According to Silhouette score of each clustering method I draw conclusions as following :

- The score of 0.2 for K-Means indicates that the clusters are well seperated but have overlapp each other(we see it in the plotting as well)
- The negative Silhouette score for DBSCAN method shows a poor clustering performance on the dataset. Eventhough I excluded the noises the second time , the score is very close to 0 and doesn't make a remarkable difference.

K-means strenghs are in forming well-seperated clusters, clear datapoints around the centroids and the shape of clusters (elliptical or spherical).

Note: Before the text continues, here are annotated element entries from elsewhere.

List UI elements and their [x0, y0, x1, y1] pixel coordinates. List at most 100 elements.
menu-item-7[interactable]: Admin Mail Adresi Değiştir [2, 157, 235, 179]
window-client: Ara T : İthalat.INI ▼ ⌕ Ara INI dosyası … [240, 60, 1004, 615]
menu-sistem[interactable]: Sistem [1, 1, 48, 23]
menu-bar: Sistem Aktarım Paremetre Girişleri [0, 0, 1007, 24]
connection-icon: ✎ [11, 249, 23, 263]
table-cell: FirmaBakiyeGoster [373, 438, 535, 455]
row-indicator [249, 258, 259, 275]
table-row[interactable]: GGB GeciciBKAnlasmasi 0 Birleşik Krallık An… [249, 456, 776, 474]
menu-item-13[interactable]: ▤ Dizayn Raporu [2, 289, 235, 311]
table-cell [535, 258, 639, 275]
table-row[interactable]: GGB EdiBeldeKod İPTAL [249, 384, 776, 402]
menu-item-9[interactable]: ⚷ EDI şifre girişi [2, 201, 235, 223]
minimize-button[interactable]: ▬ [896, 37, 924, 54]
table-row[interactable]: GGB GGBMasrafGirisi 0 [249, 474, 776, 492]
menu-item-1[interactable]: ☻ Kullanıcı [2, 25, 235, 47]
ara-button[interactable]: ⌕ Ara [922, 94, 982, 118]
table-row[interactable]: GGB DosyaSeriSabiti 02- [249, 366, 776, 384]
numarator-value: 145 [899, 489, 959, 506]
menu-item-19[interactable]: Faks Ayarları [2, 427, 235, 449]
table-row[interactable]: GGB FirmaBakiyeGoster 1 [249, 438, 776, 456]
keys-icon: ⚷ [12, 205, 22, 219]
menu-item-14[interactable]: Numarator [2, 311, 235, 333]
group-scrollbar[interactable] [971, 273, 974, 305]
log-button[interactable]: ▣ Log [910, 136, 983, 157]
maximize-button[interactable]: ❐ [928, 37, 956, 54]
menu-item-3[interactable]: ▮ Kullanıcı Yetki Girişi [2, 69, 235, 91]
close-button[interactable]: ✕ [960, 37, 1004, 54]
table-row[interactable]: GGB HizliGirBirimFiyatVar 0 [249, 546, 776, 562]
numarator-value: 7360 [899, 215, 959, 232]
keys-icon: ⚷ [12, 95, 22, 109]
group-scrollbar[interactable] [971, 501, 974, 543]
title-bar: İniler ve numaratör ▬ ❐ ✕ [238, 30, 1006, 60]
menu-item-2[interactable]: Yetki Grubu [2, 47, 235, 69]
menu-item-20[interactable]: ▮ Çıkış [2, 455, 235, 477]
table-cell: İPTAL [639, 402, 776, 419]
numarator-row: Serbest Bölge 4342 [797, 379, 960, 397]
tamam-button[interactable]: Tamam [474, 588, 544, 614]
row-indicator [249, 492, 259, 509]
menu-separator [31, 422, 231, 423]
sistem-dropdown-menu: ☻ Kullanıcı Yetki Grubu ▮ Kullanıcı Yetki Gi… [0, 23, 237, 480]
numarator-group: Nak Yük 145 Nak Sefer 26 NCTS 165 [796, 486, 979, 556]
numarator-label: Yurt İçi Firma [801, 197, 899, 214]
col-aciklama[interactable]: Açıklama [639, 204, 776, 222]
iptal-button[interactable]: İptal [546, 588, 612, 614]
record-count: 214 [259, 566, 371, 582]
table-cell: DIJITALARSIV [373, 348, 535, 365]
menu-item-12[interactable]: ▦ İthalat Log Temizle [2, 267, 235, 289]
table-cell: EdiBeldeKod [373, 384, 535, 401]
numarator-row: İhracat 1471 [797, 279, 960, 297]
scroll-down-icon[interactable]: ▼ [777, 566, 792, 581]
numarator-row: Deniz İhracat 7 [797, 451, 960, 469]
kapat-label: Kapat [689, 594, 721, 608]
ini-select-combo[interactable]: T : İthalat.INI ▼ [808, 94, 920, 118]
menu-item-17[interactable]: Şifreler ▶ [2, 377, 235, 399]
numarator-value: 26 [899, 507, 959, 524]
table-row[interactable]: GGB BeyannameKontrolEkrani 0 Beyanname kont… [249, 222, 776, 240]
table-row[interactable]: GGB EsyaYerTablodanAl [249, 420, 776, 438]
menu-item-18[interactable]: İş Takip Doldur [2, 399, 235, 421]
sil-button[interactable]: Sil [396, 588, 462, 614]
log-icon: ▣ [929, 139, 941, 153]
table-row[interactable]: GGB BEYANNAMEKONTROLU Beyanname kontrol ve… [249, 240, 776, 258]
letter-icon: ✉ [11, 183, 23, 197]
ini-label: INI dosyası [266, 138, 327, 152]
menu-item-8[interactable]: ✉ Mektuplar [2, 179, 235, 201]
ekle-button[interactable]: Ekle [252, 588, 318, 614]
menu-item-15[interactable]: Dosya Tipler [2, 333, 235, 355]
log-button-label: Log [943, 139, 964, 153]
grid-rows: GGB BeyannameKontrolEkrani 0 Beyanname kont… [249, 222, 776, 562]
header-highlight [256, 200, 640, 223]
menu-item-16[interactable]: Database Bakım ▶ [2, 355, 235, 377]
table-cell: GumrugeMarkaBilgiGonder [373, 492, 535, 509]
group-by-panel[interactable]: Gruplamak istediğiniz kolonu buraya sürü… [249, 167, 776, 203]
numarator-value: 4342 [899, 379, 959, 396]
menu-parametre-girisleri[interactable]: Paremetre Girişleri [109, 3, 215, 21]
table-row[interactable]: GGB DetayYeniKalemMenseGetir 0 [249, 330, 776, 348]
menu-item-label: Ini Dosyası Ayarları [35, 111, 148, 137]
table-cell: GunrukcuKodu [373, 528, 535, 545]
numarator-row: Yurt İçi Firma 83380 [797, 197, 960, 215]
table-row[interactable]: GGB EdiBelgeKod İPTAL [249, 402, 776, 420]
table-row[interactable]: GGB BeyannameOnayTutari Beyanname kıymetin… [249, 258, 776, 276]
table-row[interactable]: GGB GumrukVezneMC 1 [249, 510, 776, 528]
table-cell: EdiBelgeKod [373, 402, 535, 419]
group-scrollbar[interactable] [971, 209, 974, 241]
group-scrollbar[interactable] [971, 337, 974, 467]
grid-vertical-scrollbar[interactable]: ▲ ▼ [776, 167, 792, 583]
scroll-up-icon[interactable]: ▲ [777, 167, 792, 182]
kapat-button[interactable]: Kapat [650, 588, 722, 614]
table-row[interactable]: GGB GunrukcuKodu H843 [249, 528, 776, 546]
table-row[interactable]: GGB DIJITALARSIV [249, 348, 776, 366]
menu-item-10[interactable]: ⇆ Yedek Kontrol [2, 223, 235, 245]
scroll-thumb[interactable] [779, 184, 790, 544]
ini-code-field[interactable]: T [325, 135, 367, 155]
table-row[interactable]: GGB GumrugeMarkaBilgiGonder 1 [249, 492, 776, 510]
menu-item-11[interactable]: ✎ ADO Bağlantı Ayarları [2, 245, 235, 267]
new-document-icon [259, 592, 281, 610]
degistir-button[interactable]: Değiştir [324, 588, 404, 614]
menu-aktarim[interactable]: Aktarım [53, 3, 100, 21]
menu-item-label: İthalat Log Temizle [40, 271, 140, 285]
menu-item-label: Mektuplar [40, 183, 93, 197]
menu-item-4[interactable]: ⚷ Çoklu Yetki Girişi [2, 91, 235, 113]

However, it shows weakness as it's sensitive to outliers and it includes many outliers to the clusters (green cluster in exercise 4)

DBSAN's strength lies in its ability to handle clusters of arbitary shapes and sizes , identifying noise (white datapoints) and not needing the predefinition of cluster numbers, it discovers that itself. but the weaknes of this method is the sensitivity it has for on the input parameters , eps and min_samples to determine the number of clusters. It took time to find the right combination.Another weakness was that the method was not able to vary densities correctly that ked to unmerged clusters after plotting.


The reason behind the low scores can be the presens of high noise level in our data. after plotting the data, and applying DBSCAN method, it was obvious that noises have a lot of impact in the clustering process and the visuallization is not clear.

In summary, the clustering results indicate that K-Means provides a better clustering solution than DBSCAN for the dataset based on the silhouette scores.